Kültürel duyarlılıklar, özellikle aidiyetler her zaman siyasi
hayatımızın belirleyici unsuru oldu.
Ancak bu belirleyiciliğin siyasi arenayı şekillendirmesi 90'lı
yıllarla başladı. Bu dönemde Kürt kimlik hareketi ve duyarlılığı bu
çerçevede oluşan siyasi partiler, sol oyların kategorik olarak
azalmasında önemli unsurlardan birisini oluşturmuştu. Benzer bir
şekilde dindar oyların merkez sağdan çekilmesi, MNP-MSP-RP
geleneğine kayması bu “merkez siyasi bölgede” yaşanan çöküntünün
ilk ciddi nedeniydi. Türkiye'de bu yeni dağılımın, oluşan
yelpazenin sonuçlarını 1993-2002 arasında merkez sağ ve sol krizi,
koalisyon zorunlukları ve istikrarsızlık olarak teneffüs etti.

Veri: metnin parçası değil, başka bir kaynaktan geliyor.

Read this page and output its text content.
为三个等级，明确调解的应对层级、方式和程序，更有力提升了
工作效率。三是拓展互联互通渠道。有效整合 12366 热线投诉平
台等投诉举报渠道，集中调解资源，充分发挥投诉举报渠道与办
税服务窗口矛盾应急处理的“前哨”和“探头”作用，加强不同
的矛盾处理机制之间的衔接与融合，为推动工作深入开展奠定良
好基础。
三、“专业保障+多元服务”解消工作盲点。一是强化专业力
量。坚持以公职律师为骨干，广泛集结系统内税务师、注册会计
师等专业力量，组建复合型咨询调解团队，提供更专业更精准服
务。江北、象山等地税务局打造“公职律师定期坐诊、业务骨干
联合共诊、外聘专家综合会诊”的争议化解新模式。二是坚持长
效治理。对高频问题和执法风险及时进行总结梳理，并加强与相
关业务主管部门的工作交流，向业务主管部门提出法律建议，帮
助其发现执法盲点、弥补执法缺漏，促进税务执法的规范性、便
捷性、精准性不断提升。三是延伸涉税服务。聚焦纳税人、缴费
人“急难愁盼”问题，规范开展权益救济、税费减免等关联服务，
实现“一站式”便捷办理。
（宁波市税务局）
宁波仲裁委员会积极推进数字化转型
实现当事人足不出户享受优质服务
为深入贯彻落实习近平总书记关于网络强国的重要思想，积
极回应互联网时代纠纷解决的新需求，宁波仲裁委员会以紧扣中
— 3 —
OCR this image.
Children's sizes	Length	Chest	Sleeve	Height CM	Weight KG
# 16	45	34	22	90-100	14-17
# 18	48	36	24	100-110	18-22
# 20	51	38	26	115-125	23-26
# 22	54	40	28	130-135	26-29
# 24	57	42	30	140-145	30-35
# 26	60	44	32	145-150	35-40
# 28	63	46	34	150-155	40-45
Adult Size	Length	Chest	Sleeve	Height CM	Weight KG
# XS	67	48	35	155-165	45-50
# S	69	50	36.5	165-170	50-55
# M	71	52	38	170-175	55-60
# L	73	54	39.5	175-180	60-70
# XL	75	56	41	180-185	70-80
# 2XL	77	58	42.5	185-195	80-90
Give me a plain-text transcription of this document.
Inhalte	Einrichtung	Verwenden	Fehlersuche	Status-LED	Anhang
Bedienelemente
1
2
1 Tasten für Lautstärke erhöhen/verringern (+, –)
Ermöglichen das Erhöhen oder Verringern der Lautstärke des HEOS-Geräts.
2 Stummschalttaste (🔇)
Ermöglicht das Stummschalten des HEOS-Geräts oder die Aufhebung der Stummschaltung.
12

1990'lara hangi açıdan bakarsak bakalım, bireyi hak ve özgürlükleri
açısından kültürel yönleriyle yeniden tanımlayan kimlikler
şemsiyesini görürüz. 1990'lı yıllarda çeşitli gazetelerde yazdığım
yazılara bakınca kimlik meselesinin ne denli kaplayıcı bir yer
tuttuğunu tekrar görüyorum. O dönemde çıkan Yeni Yüzyıl Gazetesi,
tartışma sayfalarıyla, bugün pek çoğu olgun akademisyen ve
entelektüel olan isimlerin kimlik meselesini politik ve teorik
olarak egemen tartışma unsuru kılmalarının tanıdığıdır.
2002 sonrası bu dalganın kurucu bir evresi oldu. 28 Şubat gibi
yaşanan krizlerin, bu krizlerin ürettiği etkileşimlerin, örneğin
MNP-MSP-RP geleneğinin devamı olan FP ve AK Parti'nin AB üzerinden
evrensel değerlere açtığı kapıların da etkisiyse, AK Parti
üzerinden Türkiye'de yeni bir sayfanın oluşmasına yol açtı.